Stirling Engine

The Stirling engine is an external combustion engine. Also known as a Hot Air Engine.

model of the stirling engine

The Stirling engine was invented in 1816 by a Scotch clergyman, Robert Stirling, as a competing technology to the steam engine.
Stirling engines work by subsequently heating and cooling a gas inside a closed volume. As the gas is heated it expands and as it is cooled it contracts. This expansion and contraction works forces a working piston which in turn drives a crankshaft. A Stirling cycle has two pistons: one that drives the crankshaft known as the power piston and one that moves the gas between the hot and cold ends of a cylinder known as the displacer piston.

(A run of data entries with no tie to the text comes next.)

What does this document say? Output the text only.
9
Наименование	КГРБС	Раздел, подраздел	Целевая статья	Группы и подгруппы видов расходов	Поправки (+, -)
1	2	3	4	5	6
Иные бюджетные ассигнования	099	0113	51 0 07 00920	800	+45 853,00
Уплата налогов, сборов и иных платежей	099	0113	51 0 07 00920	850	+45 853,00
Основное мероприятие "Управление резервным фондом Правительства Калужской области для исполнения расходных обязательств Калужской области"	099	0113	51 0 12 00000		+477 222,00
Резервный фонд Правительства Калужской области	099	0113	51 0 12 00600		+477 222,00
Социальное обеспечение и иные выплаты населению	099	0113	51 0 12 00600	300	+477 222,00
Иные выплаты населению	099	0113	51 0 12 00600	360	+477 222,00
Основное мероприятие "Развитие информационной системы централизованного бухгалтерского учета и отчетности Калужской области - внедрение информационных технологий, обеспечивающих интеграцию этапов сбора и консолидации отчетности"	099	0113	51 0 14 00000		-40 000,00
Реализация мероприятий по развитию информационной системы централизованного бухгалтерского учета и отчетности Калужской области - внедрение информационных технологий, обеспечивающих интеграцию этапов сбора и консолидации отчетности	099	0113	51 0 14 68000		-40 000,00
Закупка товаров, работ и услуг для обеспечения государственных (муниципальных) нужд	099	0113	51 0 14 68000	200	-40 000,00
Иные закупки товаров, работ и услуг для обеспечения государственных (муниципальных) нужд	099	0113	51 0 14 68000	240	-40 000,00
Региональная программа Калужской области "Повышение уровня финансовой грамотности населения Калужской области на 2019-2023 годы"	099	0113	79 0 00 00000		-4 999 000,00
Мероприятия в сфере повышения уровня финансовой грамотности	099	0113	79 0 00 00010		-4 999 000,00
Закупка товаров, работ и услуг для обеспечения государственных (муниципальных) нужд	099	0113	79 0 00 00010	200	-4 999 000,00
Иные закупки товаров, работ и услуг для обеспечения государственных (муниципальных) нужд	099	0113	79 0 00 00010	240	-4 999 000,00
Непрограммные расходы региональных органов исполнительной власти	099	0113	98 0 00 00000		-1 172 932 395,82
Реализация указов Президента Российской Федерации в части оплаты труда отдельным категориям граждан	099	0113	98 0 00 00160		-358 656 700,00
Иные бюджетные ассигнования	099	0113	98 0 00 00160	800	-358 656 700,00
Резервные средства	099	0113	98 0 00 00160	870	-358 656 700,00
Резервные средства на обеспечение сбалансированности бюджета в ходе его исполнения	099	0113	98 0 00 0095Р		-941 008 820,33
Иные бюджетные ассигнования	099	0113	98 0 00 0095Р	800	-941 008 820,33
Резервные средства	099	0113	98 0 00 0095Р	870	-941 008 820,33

There are three basic types of stirling engine:

Alpha Stirling Engine

This engine has two separate power pistons, one hot and one cold. The hot piston is situated after the higher temperature heat exchanger and the cold piston is situated after the low temperature heat exchanger. The advantage of this type is a very high power-to-volume ratio but there are technical problems with the seals on the high temperature piston.

Beta Stirling Engine

This has a single power piston arranged coaxially with a displacer piston. The displacer piston does not extract any power from the expanding gas but only serves to move the working gas from the hot heat exchanger to the cold heat exchanger. The main advantages of this engine is that it does not require moving seals in the hot portion of the engine and can achieve high compression ratios due to piston overlap.

Gamma Stirling Engine

Stirling Engine

This is a Gamma Stirling engine in which the power piston is not mounted coaxially to its displacer piston. The advantage of this design is that it is mechanically simpler and the disadvantage is the lower compression ratio. This design is often used in multi-cylinder Stirling engines.